Inwiefern Dokuchaevs Arbeit für ein besseres Verständnis der schwarzen Löcher interessant ist, kann ich nicht beurteilen, das sollen die Experten machen. Was die Frage nach Leben hinter dem Ereignishorizont angeht, halte ich den Artikel für zu spekulativ um hier irgendwelche Aussagen machen zu können. Die theoretische Möglichkeit stabiler Planetenbahnen um eine Singularität alleine erklärt noch nicht, wo solche Planeten herkommen sollen und wie Leben sich darauf entwickeln bzw. überhaupt leben kann. Das ist ein Thema, dass man vorerst wohl weiter den Science-Fiction-Autoren überlassen muss.
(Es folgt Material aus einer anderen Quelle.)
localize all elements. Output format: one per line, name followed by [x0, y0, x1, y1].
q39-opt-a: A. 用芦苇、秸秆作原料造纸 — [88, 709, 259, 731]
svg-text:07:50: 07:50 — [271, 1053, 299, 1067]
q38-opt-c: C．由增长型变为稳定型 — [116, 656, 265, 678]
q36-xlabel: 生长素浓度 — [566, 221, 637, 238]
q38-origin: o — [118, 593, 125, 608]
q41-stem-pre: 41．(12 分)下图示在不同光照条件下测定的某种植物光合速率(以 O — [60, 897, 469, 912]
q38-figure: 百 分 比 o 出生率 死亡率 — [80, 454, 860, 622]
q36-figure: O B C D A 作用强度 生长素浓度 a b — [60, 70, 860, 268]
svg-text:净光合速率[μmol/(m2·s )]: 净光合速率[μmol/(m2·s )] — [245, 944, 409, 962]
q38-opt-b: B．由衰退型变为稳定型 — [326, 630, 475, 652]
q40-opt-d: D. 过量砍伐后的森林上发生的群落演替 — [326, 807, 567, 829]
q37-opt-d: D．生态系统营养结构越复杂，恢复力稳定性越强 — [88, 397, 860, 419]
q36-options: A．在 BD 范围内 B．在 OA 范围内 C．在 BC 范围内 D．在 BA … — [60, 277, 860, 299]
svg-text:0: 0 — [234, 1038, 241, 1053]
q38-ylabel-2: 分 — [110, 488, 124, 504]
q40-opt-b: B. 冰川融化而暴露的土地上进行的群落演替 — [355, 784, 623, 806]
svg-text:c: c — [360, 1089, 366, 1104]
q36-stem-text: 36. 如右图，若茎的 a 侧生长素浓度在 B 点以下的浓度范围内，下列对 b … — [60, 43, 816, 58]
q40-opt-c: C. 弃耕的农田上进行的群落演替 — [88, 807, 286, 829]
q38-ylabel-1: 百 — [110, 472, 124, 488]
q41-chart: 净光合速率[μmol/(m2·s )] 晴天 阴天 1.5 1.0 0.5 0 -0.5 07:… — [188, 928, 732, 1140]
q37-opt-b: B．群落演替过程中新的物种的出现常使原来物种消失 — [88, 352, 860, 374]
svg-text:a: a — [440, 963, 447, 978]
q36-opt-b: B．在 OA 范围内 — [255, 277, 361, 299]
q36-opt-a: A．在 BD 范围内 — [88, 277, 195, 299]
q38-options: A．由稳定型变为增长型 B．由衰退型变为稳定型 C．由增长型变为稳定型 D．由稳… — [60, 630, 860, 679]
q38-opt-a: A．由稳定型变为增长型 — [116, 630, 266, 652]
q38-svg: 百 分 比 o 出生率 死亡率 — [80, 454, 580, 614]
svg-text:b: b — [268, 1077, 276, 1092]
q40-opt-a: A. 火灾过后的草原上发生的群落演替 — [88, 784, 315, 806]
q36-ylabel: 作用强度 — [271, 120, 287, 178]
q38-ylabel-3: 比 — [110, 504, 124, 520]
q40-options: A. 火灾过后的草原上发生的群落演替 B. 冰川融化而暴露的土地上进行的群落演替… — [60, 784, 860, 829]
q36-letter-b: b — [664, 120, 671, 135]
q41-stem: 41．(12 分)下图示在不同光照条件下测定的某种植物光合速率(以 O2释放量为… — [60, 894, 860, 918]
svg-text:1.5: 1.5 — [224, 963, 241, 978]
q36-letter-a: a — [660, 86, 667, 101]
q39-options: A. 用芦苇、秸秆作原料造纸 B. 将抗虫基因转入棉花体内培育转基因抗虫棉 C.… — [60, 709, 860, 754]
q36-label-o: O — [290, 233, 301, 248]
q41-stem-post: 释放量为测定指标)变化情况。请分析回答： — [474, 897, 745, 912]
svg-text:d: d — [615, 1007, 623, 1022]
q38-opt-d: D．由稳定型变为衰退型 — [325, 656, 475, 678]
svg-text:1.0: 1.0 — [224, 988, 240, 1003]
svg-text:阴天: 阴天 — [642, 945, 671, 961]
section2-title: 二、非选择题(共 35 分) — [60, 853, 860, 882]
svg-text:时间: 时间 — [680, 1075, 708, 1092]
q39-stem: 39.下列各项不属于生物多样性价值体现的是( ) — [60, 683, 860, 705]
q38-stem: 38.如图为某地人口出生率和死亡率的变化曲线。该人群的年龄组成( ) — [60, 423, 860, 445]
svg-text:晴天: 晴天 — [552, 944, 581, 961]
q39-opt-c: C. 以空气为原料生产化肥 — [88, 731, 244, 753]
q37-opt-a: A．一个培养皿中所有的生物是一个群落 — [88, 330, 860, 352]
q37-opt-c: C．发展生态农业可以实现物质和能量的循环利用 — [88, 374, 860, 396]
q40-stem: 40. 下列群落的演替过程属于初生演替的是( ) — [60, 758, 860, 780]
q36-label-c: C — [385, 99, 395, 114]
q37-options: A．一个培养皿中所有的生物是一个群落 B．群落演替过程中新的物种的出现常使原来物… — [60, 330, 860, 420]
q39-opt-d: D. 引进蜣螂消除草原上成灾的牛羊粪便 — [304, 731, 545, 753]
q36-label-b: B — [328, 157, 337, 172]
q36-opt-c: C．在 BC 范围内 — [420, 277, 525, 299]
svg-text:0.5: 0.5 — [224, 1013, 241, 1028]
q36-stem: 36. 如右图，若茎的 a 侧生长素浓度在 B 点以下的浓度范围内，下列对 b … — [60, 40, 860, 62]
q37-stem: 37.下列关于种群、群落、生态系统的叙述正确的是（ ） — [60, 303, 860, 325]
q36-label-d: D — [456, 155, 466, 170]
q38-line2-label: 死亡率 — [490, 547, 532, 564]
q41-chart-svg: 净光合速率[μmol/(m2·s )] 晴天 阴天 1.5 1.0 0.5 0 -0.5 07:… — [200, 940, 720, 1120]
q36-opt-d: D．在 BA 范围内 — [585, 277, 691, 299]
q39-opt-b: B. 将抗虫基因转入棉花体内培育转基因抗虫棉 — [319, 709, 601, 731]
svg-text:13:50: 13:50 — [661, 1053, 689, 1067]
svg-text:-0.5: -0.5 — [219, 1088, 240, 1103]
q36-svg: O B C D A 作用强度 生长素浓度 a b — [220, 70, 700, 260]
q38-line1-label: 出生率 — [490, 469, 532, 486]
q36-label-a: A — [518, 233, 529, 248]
In der hervorragenden “Gateway”-Serie von Frederick Pohl haben beispielsweise die “Heechee” aus Angst vor einem übermächtigen Feind all ihre Planeten in das innere des zentralen schwarzen Lochs unserer Milchstrasse verfrachtet um sich dort zu verstecken. Und Robert Forward erklärt in “Dragon’s Egg” (dt. “Das Drachenei”) und der Fortsetzung “Starquake” äußerst spannend und überzeugend, wie sich Leben auf der Oberfläche eines Neutronensterns (nach einem schwarzen Loch das zweitdichteste Objekt im Universum) entwickeln und abspielen könnte (Martin hat das Buch rezensiert). Vielleicht inspiriert ja die Arbeit von Dokuchaev ja den einen oder anderen Science-Fiction-Autor dazu, eine neue spannende Geschichte zu schreiben!